Our plan for today was to get up early, around 9am or 10am, to grab a train to Florence from Termini Station, however, the running theme for us seems to be completely inept at setting alarms, so we woke up around 11:30am, and were on a train by 12pm.

Jed Don Duch en route to Florence

Jed Don Duch en route to Florence

The hour and a half train ride cost €38, the car was actually really nice, and the trip was mostly comprised of sleeping (directly after that picture was taken). When we rolled into downtown Firenze at 1:30pm, it was raining, but not hard enought to stop and see some things before heading off to find our hostel. First, we stopped at the famous Santa Maria Novella, near the train station, which houses a variety of paintings by Giotto, Lippi, and other early Renaissancers, a crusifix by Brunelleschi (who also did Il Duomo), and it’s most famous piece, a fresco by Massacio done in 1427 called the Trinity and is also the first ever experimental use of perspective (!). I tried to take an illegal picture, but unfortunately it turned out too poorly to post here. Google it.

Piazza della Signoria sculpture gallery

Piazza della Signoria sculpture gallery

From there we walked in the diretion of the river, our hostel, and a couple other sites. We walked through the Piazza della Signoria which has a sculpture gallery on the south side (above), a pretty sick neptune statue to the north east, and the Palazzo Vecchio to the south east. The sculpture gallery contains two extra famous pieces: Giambologna’s twisting “Rape of the Sabines” and Cellini’s gory “Perseus” below.

Rape of the Sabines

Rape of the Sabines

Perseus Slaying Medusa

Perseus Slaying Medusa

At this point it was coming down pretty hard, so we decided to hightail it to our hostel to dry off before exploring any more of the city. We walked south through the Uffizi passageway (for a glimpse of what we’d do tomorrow), and east along the river to our apartment for the night at the Riverbank Hostel. Pleasantly surprised, we found the apartment was bigger and nicer than the one we were staying at in Rome, and it was only €13 per night per person. The colors were a little weird though…

Riverbank Hostel room

Riverbank Hostel room We laughed about the keys they gave us. They were straight out of the Lion, the Witch, and the Wardrobe or Harry Potter. When the owner showed me the biggest one on the lower right, I wanted to be like, "Wow, so we're in Florence, yet we rented a room in Narnia?"Ridiculous room keys

Once the rain had slowed and now that we were dry and refreshed, we ventured out towards the Santa Maria del Fiore, better known as Il Duomo.
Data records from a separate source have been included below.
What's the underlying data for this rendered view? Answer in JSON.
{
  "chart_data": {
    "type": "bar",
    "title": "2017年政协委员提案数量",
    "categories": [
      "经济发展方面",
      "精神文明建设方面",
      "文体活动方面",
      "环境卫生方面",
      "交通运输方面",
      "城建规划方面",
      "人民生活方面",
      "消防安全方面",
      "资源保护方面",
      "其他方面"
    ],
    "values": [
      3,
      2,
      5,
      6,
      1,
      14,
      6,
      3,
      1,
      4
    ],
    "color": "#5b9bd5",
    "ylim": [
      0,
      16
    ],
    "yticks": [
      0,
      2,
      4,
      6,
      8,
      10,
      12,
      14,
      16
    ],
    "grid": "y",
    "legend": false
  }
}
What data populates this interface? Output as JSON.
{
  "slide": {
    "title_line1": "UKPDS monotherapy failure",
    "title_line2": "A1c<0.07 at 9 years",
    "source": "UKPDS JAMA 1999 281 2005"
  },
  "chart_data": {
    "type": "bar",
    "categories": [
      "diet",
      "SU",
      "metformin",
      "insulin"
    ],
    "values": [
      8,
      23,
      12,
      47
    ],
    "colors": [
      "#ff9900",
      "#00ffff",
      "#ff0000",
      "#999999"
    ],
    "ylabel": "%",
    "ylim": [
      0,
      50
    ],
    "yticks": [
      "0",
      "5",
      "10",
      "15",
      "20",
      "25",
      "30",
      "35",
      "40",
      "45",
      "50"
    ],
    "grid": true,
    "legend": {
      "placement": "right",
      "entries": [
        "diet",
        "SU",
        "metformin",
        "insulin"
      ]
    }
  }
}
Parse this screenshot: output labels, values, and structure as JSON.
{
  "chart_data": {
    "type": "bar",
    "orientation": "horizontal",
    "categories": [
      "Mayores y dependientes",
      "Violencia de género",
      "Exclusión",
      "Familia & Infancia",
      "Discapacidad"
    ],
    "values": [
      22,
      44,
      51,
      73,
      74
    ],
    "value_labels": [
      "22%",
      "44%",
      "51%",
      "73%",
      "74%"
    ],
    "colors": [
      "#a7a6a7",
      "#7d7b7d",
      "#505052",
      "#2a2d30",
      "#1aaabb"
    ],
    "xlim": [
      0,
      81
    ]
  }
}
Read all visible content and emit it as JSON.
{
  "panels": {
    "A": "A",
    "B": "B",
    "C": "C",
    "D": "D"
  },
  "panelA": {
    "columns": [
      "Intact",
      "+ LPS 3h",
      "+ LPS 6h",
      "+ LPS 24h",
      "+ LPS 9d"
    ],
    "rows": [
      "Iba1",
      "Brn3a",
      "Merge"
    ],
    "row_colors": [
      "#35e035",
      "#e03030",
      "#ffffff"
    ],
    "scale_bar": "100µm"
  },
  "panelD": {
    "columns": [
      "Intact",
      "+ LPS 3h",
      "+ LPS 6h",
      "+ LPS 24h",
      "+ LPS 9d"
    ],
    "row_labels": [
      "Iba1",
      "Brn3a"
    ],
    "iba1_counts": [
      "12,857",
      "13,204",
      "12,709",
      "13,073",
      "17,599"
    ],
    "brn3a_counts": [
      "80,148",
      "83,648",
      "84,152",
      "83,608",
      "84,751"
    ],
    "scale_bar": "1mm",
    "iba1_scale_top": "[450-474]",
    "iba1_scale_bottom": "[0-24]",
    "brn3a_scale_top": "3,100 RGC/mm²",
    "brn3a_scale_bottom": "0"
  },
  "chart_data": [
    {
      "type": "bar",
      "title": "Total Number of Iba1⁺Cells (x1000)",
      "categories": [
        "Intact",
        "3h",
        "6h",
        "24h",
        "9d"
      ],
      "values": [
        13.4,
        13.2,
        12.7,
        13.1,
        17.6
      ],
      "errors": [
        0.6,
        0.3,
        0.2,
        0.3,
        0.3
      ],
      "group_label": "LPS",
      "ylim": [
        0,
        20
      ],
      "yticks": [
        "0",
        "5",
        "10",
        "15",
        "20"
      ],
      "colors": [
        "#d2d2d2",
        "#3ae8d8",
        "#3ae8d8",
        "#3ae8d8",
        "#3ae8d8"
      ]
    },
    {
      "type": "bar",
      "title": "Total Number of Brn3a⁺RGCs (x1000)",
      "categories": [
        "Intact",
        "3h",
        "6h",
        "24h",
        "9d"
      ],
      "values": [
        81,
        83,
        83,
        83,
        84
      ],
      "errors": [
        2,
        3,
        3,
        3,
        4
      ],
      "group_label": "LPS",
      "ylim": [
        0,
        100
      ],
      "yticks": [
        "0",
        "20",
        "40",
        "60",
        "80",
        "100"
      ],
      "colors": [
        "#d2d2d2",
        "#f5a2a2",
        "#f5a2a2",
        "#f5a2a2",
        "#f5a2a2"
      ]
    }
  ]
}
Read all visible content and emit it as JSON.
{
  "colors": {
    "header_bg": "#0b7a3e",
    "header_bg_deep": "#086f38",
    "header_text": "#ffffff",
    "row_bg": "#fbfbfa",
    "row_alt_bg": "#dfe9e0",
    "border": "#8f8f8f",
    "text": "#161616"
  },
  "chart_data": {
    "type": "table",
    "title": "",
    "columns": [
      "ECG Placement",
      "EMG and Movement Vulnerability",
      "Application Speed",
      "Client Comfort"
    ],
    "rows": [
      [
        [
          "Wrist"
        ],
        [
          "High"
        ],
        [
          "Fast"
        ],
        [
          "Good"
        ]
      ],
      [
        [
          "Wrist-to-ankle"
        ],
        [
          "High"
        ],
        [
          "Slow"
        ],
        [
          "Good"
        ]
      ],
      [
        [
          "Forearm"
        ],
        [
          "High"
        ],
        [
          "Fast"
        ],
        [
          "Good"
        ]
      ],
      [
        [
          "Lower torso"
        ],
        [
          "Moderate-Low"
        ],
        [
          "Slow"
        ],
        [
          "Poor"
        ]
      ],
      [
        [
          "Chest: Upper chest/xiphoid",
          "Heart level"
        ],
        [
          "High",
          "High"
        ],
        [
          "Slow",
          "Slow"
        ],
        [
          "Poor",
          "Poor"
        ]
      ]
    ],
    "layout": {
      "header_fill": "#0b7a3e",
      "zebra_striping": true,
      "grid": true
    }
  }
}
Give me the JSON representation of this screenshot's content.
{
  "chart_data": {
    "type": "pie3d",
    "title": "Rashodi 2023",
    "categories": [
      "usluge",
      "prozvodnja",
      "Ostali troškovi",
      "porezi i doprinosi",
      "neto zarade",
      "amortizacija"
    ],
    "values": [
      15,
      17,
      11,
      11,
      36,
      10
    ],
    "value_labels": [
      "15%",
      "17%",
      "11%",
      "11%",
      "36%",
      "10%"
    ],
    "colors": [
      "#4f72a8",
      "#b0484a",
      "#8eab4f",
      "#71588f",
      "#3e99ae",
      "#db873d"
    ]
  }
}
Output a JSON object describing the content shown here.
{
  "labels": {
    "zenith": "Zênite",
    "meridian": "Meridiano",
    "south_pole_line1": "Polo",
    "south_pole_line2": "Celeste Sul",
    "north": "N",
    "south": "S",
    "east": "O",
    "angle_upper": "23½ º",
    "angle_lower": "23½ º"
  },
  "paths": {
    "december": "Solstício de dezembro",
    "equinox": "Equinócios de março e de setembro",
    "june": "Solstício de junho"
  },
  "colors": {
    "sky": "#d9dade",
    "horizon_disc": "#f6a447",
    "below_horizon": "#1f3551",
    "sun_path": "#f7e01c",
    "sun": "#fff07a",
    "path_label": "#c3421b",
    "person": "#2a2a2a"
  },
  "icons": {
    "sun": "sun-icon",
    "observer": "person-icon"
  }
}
Truly breathtaking, the Duomo dominates the piazza with the Campanile (bell tower) directly to the south and the Baptistery to the west.

Santa Maria del Fiore aka Il Duomo

Santa Maria del Fiore aka Il Duomo

The Duomo was closed by the time we got there, and we didn’t feel like going into the Baptistery – the famous bronze doors on its east side – Ghiberti’s “Gate of Paradise” depicting scenes from the Old Testiment – were enough to look at. Apparently, there had been a contest between the major sculptors, artists, architects in Italy for the commission of the doors. In the finals, Ghiberti beat out Brunelleschi (the guy that did the freakin Duomo) and set up a shop enlisting other early Renaissancers, like Donatello, to help out with the project. 

Ghiberti's Gates of Paradise

Ghiberti's Gates of Paradise

One of the panels close up

One of the panels close up

We then decided to orient ourselves with the city by going up the Campanile right next to the Duomo for one of Florence’s best views. €6 and about 430 stairs later:

It got tighter than this as it went up...

It got tighter than this as it went up...

Not getting near that railing...

Not getting near that railing...

Duomo from Campanile

Duomo from Campanile

We headed back to find a place to eat, walked around the Ponte Vecchio (it was dark by then, so pictures turned out badly), and made reservations for the Uffizi for 11am tomorrow. We also found a place to go for the night that had a beerpong tournament with the grand prize of a weekend trip to Prague, Berlin, or Amalfi, which neither Don nor Duch found out until after they had won it. Unfortunately, it leaves out of Florence in a couple weeks, and they’d have to pay the airfair there and back; instead, they sold the trip to the girls they beat for €10.